Das Kopenhagener Duo Bremer/McCoy, zusammengesetzt aus Jonathan Bremer am Kontrabass und Morten McCoy an Piano, Wurlitzer, Rhodes und Tape Delay, spielt einen melodischen, nachgerade meditativen Dub-Jazz. Das kommt nicht von ungefähr, haben die beiden doch als Reggae-Band begonnen.
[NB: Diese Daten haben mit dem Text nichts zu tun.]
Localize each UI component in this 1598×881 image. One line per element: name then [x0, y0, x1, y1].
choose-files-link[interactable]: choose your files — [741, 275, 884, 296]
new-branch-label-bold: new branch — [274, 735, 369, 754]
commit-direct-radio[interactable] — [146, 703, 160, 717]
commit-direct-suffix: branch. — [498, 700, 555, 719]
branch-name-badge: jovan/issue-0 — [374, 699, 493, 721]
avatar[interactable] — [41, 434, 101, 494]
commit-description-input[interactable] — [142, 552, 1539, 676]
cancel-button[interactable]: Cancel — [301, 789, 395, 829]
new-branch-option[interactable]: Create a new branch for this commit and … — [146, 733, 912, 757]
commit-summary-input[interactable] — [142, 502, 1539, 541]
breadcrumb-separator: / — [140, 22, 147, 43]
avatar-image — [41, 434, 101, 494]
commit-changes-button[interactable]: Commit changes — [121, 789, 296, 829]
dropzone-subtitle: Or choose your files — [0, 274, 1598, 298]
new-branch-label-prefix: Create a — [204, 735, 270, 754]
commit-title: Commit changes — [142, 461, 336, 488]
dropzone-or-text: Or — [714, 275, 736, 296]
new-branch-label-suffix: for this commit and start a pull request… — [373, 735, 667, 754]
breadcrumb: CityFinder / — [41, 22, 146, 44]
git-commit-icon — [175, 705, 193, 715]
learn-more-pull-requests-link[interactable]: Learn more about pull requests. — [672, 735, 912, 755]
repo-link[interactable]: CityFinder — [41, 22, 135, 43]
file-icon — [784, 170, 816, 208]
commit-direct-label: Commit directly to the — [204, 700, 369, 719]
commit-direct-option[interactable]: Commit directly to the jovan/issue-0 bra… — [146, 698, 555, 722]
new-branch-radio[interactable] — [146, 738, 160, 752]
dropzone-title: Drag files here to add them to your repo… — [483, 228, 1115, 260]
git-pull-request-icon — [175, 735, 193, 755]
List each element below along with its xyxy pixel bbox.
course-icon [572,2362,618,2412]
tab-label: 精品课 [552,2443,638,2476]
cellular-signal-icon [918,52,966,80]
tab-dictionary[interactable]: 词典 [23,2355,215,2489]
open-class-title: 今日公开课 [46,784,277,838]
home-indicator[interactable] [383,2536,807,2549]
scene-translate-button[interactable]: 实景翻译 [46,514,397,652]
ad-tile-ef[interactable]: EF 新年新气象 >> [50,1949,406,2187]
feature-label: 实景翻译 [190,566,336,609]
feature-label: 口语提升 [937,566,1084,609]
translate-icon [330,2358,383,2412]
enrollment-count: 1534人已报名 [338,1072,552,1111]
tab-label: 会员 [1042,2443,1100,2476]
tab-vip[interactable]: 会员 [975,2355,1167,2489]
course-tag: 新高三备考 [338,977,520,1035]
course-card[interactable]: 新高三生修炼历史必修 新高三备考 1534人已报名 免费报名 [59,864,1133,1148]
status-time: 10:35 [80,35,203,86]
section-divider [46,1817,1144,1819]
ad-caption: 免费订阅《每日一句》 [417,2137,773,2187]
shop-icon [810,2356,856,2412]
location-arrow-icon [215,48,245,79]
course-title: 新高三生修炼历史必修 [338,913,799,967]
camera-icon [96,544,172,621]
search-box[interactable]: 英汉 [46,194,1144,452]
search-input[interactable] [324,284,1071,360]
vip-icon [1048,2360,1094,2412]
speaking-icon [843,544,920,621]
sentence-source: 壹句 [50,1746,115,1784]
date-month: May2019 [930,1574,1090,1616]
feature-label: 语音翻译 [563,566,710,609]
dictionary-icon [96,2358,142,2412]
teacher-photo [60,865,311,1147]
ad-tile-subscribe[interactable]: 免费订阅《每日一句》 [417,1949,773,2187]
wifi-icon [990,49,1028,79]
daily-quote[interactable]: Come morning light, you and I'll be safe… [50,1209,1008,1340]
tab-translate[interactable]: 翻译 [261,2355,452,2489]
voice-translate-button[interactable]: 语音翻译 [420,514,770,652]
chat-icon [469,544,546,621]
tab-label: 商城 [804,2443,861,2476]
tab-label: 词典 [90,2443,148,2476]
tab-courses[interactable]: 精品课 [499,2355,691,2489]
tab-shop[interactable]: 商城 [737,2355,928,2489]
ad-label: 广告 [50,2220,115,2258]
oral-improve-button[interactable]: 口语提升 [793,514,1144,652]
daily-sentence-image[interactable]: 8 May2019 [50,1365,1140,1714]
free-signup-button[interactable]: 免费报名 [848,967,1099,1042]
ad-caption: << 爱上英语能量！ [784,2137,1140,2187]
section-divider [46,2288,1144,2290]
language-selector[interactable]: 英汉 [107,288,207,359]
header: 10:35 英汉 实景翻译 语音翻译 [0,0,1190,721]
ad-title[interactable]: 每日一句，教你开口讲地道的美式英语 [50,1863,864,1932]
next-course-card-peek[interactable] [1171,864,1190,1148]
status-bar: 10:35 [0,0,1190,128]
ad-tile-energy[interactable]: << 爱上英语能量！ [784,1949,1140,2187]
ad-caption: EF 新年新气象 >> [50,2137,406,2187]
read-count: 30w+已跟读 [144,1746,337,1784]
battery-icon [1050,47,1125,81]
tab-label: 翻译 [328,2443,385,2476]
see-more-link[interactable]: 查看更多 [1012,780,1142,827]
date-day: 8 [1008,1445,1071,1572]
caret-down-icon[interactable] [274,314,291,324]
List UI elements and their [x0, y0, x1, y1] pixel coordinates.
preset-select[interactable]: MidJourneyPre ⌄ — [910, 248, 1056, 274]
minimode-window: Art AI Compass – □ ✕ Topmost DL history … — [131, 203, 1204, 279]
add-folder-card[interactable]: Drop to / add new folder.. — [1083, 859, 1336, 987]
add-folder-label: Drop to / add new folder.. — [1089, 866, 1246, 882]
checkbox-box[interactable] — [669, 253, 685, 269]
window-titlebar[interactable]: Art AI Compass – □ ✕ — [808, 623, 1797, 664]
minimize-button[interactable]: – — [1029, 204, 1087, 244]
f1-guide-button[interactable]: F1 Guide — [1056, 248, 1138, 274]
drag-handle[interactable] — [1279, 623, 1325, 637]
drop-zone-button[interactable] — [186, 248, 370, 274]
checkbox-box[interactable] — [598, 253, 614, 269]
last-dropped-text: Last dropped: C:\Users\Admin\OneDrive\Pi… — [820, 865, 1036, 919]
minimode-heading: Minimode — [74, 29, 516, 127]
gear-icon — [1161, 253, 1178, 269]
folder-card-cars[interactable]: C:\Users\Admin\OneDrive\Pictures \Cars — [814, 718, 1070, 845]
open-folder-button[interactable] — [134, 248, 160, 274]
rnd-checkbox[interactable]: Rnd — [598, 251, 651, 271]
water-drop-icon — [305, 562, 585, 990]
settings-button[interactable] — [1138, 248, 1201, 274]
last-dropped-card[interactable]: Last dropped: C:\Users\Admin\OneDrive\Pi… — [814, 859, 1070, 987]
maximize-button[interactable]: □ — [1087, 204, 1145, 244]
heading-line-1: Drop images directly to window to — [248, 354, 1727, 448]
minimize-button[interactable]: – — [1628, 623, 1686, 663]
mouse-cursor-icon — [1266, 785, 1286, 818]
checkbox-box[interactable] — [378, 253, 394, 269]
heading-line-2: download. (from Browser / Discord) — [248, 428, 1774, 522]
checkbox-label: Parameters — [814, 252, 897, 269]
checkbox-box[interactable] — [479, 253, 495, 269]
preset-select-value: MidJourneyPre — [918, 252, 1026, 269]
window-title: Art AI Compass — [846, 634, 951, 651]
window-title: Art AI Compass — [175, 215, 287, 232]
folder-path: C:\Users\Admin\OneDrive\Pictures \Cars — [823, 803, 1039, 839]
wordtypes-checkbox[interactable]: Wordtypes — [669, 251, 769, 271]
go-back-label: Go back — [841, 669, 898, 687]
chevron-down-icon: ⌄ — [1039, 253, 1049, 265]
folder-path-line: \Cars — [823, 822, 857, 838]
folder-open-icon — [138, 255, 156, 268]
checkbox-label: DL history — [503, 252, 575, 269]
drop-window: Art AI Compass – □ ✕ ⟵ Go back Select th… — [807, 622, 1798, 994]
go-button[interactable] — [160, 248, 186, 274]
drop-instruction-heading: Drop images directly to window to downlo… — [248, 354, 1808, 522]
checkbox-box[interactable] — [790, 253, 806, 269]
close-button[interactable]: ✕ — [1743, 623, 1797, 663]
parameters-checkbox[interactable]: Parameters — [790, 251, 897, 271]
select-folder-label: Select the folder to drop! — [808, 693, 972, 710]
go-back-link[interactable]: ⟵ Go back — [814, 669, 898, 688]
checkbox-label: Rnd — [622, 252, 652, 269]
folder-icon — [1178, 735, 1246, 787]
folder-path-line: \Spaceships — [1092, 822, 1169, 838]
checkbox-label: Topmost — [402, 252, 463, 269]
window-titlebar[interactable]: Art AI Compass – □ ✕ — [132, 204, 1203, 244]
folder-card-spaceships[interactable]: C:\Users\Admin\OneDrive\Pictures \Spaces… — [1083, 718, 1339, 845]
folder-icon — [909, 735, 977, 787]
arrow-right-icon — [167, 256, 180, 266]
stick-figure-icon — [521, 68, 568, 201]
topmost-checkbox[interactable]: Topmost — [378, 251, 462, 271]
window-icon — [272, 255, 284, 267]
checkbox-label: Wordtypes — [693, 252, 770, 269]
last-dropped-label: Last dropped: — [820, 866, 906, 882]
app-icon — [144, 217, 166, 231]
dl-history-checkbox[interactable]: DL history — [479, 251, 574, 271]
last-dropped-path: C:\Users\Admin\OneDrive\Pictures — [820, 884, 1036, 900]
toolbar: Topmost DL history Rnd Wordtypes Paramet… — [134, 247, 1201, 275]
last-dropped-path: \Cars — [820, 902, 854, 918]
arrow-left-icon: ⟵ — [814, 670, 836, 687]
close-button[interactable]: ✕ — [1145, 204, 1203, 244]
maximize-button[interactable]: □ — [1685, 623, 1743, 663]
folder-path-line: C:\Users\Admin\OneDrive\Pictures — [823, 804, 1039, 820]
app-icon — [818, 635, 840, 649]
Ausgehend von den jamaikanischen Rhythmen hat sich ihr Sound mit der Zeit in eine suggestive Mixtur verwandelt, die mal dem Jazz-Idiom zuneigt, mal in neoklassischen Gefilden mäandert. Das Geheimnis von Bremer/McCoy? Die meisten ihrer Stücke, die sie ganz klar als Songs bezeichnen, haben Texte – obwohl sie instrumental sind. Auf dem aktuellen Album „Utopia“, das von der Presse als „emotionaler Defibrillator“ bezeichnet wird, streift das Duo durch dänische Wälder. In denen herbstelt es zwar mächtig, doch kann bei diesem warmen Sound von Herbstdespression & Co. keine Rede sein.